Insurers received a boost from HSBC, which said the sector's fundamentals "remain sound despite the headwinds". "Despite stronger capital positions, improving balance sheets and limited credit losses, the sector is now back at July 2009 levels after recent macro concerns," the broker said, reiterating its positive view on Legal & General, up 2.1p at 83.15p, and Prudential, up 12.5p at 547.5p.
Elsewhere, Severn Trent was 38p stronger at 1,284p after RBS weighed in on the water sector, highlighting the potential impact of higher inflation. "Severn Trent has the most upside to higher inflation – if we have 5 per cent inflation, rather than the 2 per cent in our model, then we could be looking at a 5 per cent earnings upgrade," the broker said.

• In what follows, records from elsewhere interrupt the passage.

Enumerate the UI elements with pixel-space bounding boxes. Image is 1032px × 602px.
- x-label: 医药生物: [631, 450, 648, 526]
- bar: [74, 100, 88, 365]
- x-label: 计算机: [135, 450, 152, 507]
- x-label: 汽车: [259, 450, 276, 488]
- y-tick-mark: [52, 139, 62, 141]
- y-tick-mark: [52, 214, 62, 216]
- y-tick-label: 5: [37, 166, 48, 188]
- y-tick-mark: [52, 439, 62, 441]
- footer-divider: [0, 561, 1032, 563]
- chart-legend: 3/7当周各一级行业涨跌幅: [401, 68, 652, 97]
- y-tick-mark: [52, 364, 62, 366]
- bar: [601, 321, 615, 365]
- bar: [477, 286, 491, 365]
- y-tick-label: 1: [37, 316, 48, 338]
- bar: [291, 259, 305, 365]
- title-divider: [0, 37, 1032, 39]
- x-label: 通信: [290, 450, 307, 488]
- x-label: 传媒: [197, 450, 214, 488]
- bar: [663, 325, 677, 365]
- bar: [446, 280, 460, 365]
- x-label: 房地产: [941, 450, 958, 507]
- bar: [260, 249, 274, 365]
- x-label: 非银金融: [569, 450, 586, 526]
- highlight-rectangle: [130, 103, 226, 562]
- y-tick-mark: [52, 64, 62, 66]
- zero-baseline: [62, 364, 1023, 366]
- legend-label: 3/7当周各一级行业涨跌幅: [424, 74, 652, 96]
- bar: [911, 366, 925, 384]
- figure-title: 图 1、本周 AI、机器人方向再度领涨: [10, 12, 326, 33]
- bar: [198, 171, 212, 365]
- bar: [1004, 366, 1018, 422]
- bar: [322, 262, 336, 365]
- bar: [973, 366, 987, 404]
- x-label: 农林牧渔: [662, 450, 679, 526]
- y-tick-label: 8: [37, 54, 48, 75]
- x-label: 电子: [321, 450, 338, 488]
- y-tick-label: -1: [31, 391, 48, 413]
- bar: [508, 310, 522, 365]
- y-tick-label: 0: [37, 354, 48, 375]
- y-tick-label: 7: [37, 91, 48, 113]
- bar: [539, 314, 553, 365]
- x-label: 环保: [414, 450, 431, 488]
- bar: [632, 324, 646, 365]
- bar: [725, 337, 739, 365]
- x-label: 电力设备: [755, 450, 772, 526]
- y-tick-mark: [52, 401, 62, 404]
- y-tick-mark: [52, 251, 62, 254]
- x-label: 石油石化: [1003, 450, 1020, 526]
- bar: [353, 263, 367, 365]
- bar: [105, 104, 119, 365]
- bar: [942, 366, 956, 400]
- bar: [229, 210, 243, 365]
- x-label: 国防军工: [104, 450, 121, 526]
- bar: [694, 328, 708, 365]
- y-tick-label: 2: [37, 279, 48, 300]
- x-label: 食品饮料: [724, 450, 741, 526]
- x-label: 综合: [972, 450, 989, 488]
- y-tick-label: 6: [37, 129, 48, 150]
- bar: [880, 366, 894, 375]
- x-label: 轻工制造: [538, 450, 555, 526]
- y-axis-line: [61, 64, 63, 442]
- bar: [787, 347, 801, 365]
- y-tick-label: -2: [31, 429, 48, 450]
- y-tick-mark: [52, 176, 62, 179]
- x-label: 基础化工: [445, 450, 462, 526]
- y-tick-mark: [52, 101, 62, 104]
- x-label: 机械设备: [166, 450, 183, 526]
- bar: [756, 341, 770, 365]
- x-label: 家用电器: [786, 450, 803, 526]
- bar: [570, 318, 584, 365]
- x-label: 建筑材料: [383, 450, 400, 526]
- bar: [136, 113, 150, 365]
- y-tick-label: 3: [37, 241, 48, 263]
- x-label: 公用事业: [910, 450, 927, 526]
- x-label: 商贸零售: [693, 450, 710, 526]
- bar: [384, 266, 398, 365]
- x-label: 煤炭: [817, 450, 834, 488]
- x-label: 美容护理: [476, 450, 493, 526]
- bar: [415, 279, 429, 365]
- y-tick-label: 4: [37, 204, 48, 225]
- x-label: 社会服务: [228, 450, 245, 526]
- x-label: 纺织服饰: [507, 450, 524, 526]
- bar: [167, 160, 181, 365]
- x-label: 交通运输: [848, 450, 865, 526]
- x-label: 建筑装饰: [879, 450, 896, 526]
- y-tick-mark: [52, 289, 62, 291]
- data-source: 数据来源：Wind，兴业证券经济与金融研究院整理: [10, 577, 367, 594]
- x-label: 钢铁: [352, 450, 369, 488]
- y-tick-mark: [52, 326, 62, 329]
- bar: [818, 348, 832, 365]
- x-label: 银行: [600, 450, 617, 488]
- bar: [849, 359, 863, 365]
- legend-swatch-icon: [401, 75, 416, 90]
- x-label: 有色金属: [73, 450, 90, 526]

RBS also supported sentiment around Wolseley, the construction materials company which was 13p higher at 1,601p after the broker abandoned its "sell" stance. RBS also raised its earnings forecasts, but held back from recommending that investors buy the stock. The broker said that while the cost-cutting benefits and year-on-year restocking trends were helping the group, Wolseley still faced "significant revenue pressures from a continued decline in non-residential construction in the US and Europe that we expect to persist throughout 2010".
further afield, the IT group Logica was 1.7p lower at 121.2p after UBS scaled back its target price for the stock to 134p from 155p, citing the uncertainty caused by prospective cuts to public sector spending in the UK and across parts of Europe, particularly Holland.
"Investor concern is ... rightly focused on the possibility of severe cuts in European public sector spending, along with risks that corporate IT expenditure suffers as corporate confidence is dented by fears over sovereign debt and the deteriorating euro," the broker said, highlighting the fact that in the UK Logica has large contracts with, among others, the Home Office, the Crown Prosecution Service, and the Ministry of Defence. Besides trimming its target, UBS also reduced its earnings estimates for the group, but kept the stock at "neutral".